Markets, which have been pricing in interest rate rises this year, moved to discount a lower probability of this happening, especially after Bank Governor Mervyn King said the sharp gyrations in interest rate pricing had been puzzling.
While MPC members are clearly worried by the prospect of inflation rising past 4 percent this year and feeding into higher wages, they were also conscious that the economy was slowing and this would help tame price pressures.
"The economic slowdown will need to be sufficient to ensure that inflation does not persist above the target. But at the same time, we need to avoid a slowdown that is so pronounced that it would pull inflation down, not just to the target, but below," Bank Governor Mervyn King said.
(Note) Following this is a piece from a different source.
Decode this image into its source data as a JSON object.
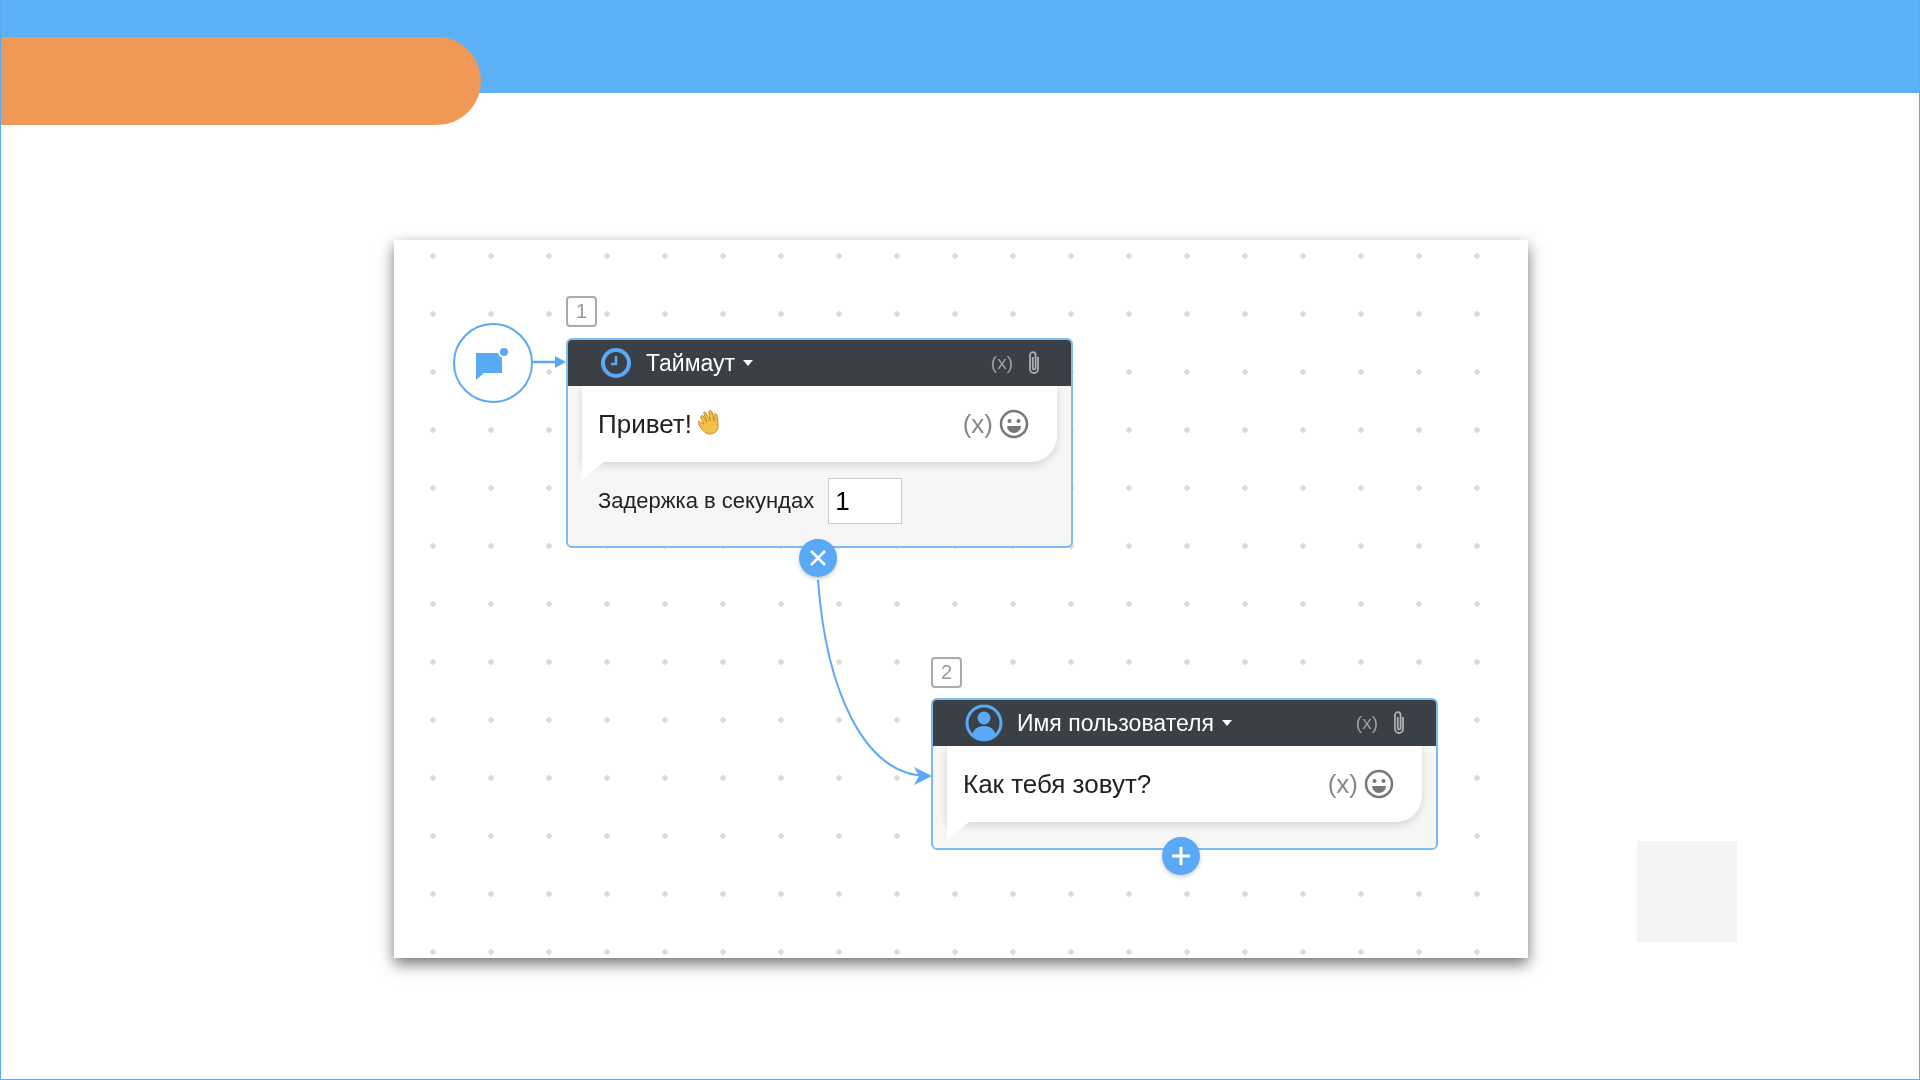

Five members of the Bank's Monetary Policy Committee (MPC) were giving testimony to parliament's Treasury Committee on the central bank's May inflation report.
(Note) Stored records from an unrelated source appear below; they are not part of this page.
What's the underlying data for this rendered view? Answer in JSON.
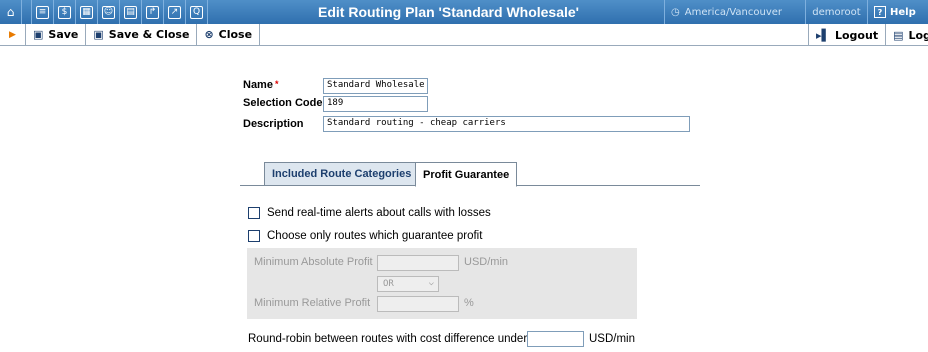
{
  "header": {
    "title": "Edit Routing Plan 'Standard Wholesale'",
    "timezone": "America/Vancouver",
    "user": "demoroot",
    "help": "Help",
    "icons": [
      "home-icon",
      "list-icon",
      "dollar-icon",
      "grid-icon",
      "person-icon",
      "doc-icon",
      "export-icon",
      "chart-icon",
      "search-icon"
    ]
  },
  "toolbar": {
    "save": "Save",
    "save_close": "Save & Close",
    "close": "Close",
    "logout": "Logout",
    "log": "Log"
  },
  "form": {
    "name_label": "Name",
    "name_required": "*",
    "name_value": "Standard Wholesale",
    "selection_code_label": "Selection Code",
    "selection_code_value": "189",
    "description_label": "Description",
    "description_value": "Standard routing - cheap carriers"
  },
  "tabs": [
    {
      "label": "Included Route Categories",
      "active": false
    },
    {
      "label": "Profit Guarantee",
      "active": true
    }
  ],
  "profit": {
    "alert_label": "Send real-time alerts about calls with losses",
    "guarantee_label": "Choose only routes which guarantee profit",
    "min_abs_label": "Minimum Absolute Profit",
    "min_abs_unit": "USD/min",
    "op_value": "OR",
    "min_rel_label": "Minimum Relative Profit",
    "min_rel_unit": "%",
    "roundrobin_label": "Round-robin between routes with cost difference under",
    "roundrobin_unit": "USD/min"
  }
}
"Overall, the various comments from MPC members over recent weeks look like a recipe for the Bank to sit on it hands in the coming months," said Dominic Bryant, economist at BNP Paribas.
Asked about whether he was being dovish or hawkish, King said he did not know what level of interest rates would be required to get inflation to the 2 percent target. His recent comments, he said, were meant to be "balanced."
DATAWATCH
Even arch-hawk Tim Besley said he was keeping an open mind on rates though he had been thinking about rate rises at both the May and June MPC meetings.
More surprising was the news that fellow MPC member Kate Barker had also considered raising rates this month. As did deputy governor John Gieve and executive director Paul Tucker.
Many economists had thought the numbers contemplating rate rises at the last MPC meeting would have been fewer.
"What is apparent from the testimonies, is that if the Bank of England does change interest rates in the near term, it will be to raise them," said Howard Archer, economist at Global Insight.
"Much will also depend on just how weak growth is over the coming months and whether or not this increasingly limits companies' pricing power."
Gieve said recent consumer spending data - retail sales shot up a record 3.5 percent in May - had been surprisingly strong and had policymakers questioning whether the economy was really slowing enough to get inflation down.
"The message the BoE appears to be trying to get across is that it is in datawatch mode and that it requires both an observed slowdown in economic activity as well as stable wage growth to prevent it from raising rates," said Matthew Sharratt, economist at Bank of America.
"While, on balance, we look for unchanged rates this year as inflation peaks above 4 percent during the third quarter but at the same time GDP growth slows down sharply, we still see the BoE having an implicit tightening bias."